Trading Dashboard
The Trading Dashboard is a full-stack monitoring and analysis interface designed to provide transparency into the decision-making process of the AI agents. Built with a FastAPI backend and a React frontend, it transforms raw backtest data and live trade logs into actionable visual insights.
Overview
The dashboard serves as the central hub for:
- Performance Tracking: Visualizing equity growth against benchmark assets (BTC).
- Decision Auditing: Reading the specific "reasoning" and "confidence" metrics generated by the LLM agents for every trade.
- Backtest Management: Comparing multiple historical runs to identify the most effective agent configurations.
- Live Monitoring: Receiving real-time trade execution updates via WebSockets.
Key Features
Performance Metrics Panel
The dashboard calculates and displays critical risk-adjusted return metrics for the selected strategy:
- Total Return: Percentage gain/loss over the period.
- Sharpe Ratio: Risk-adjusted return performance.
- Max Drawdown: The largest peak-to-trough decline.
- Win Rate & Profit Factor: Statistical reliability of the agent's signals.
- Alpha vs.

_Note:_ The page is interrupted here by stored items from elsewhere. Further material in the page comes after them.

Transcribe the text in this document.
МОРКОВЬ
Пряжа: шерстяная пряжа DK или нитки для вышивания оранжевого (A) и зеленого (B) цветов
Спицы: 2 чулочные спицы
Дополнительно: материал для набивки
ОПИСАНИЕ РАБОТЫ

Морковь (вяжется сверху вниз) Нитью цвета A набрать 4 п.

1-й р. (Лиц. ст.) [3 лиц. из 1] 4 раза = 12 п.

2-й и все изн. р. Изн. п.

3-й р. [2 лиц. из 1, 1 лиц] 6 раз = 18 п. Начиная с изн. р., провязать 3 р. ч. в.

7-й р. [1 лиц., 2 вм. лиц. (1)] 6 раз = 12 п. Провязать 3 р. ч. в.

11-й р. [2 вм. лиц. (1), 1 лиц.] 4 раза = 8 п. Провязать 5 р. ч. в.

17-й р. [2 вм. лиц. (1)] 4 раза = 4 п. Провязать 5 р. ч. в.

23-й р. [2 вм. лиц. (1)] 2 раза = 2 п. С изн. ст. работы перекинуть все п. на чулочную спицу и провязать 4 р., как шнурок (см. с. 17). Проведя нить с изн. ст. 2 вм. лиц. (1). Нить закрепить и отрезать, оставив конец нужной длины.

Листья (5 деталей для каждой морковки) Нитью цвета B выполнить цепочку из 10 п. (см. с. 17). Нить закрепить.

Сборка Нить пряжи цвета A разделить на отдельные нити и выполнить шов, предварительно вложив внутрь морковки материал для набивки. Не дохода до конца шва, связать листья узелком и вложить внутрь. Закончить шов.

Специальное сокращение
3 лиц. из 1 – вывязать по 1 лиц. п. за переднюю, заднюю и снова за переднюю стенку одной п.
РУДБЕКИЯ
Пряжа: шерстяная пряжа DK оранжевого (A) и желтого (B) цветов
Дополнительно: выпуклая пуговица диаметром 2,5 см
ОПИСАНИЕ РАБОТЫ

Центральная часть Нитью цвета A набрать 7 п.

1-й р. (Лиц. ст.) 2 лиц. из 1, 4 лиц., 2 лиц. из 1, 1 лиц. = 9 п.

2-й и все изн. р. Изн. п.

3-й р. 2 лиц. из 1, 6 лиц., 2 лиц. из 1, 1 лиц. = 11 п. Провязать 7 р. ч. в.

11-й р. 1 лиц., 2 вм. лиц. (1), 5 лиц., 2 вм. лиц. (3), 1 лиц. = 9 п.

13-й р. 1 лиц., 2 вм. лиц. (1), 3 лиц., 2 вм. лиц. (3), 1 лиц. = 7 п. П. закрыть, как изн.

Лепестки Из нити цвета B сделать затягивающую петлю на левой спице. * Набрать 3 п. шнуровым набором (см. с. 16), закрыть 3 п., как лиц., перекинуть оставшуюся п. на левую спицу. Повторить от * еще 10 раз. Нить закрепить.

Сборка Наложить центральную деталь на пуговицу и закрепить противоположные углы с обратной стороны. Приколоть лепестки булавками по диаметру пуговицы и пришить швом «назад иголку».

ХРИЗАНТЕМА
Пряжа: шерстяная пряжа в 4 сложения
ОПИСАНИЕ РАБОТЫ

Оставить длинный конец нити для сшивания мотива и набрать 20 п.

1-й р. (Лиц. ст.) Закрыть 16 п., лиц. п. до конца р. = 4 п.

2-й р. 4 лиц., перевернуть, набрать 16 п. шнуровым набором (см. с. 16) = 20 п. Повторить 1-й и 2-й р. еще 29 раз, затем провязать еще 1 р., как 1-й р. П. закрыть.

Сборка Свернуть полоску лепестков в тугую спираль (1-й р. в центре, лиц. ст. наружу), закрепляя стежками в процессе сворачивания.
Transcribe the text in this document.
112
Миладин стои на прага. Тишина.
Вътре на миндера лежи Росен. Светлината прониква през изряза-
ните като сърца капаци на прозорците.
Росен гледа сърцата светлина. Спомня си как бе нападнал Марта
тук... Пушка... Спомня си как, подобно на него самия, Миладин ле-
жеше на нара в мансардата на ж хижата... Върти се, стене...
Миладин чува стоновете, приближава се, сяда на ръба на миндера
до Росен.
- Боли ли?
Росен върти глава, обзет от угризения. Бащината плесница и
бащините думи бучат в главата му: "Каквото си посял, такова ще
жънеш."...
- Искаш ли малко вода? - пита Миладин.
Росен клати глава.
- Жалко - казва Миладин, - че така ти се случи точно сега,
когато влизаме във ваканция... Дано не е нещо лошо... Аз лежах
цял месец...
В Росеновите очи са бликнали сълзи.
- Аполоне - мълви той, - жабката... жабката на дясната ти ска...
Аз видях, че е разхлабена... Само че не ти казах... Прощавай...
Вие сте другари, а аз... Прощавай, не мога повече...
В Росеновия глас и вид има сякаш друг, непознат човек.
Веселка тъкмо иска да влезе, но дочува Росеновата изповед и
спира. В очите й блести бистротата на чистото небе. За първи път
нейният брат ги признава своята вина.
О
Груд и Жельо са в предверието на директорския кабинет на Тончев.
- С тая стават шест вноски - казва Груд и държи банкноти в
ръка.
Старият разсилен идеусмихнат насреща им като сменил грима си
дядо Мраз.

Hold: Performance of the active strategy compared to a simple "Buy and Hold" approach for Bitcoin.
Equity Curve Visualization
The interactive chart plots the portfolio value over time. It overlays trade execution points directly onto the equity curve, allowing you to see exactly where the agents entered or exited the market relative to price action.
Agent Logic & Trade History
Unlike traditional trading platforms that only show "Buy/Sell" orders, this dashboard provides a deep dive into the Agent Reasoning. For every trade, you can view:
- Action & Price: Basic execution details.
- Confidence Score: A 0–100 rating provided by the Supervisor agent.
- Reasoning String: The natural language explanation generated by the agents (Technical, Sentiment, and Fundamental analysis) that led to the decision.
Getting Started
To launch the dashboard, you must run both the backend API and the frontend development server.
1. Start the Backend API
The backend handles data retrieval from the SQLite database and provides the WebSocket stream.
# Navigate to the dashboard backend directory
cd dashboard/backend
# Run the FastAPI server
uvicorn main:app --reload --port 8000
The API will be available at http://localhost:8000. You can view the interactive Swagger documentation at /docs.
2. Start the Frontend
The frontend is a Vite-powered React application.
# Navigate to the dashboard frontend directory
cd dashboard/frontend
# Install dependencies
npm install
# Start the development server
npm run dev
Open your browser to http://localhost:5173 (or the port specified in your terminal) to view the dashboard.
API Documentation
If you wish to extend the dashboard or integrate the data into other tools, the backend provides the following REST endpoints:
| Endpoint | Method | Description |
| :--- | :--- | :--- |
| /api/backtests | GET | Returns a list of all historical backtest summaries. |
| /api/backtests/{id} | GET | Returns detailed metrics, equity curve data, and trade logs for a specific run. |
| /ws | WS | WebSocket endpoint for receiving live trade notifications. |
Data Models
The dashboard uses structured Pydantic models to ensure data consistency between the AI agents and the UI:
class TradeResponse(BaseModel):
id: int
timestamp: str
asset: str
action: str
price: float
reasoning: str # The LLM's justification
confidence: float # 0-100 scale
Real-time Updates
The dashboard includes a built-in status indicator. When the system is running in live-trading mode, the dashboard establishes a WebSocket connection. As soon as the Orchestrator confirms a trade, the UI automatically refreshes the metrics and trade table without requiring a page reload.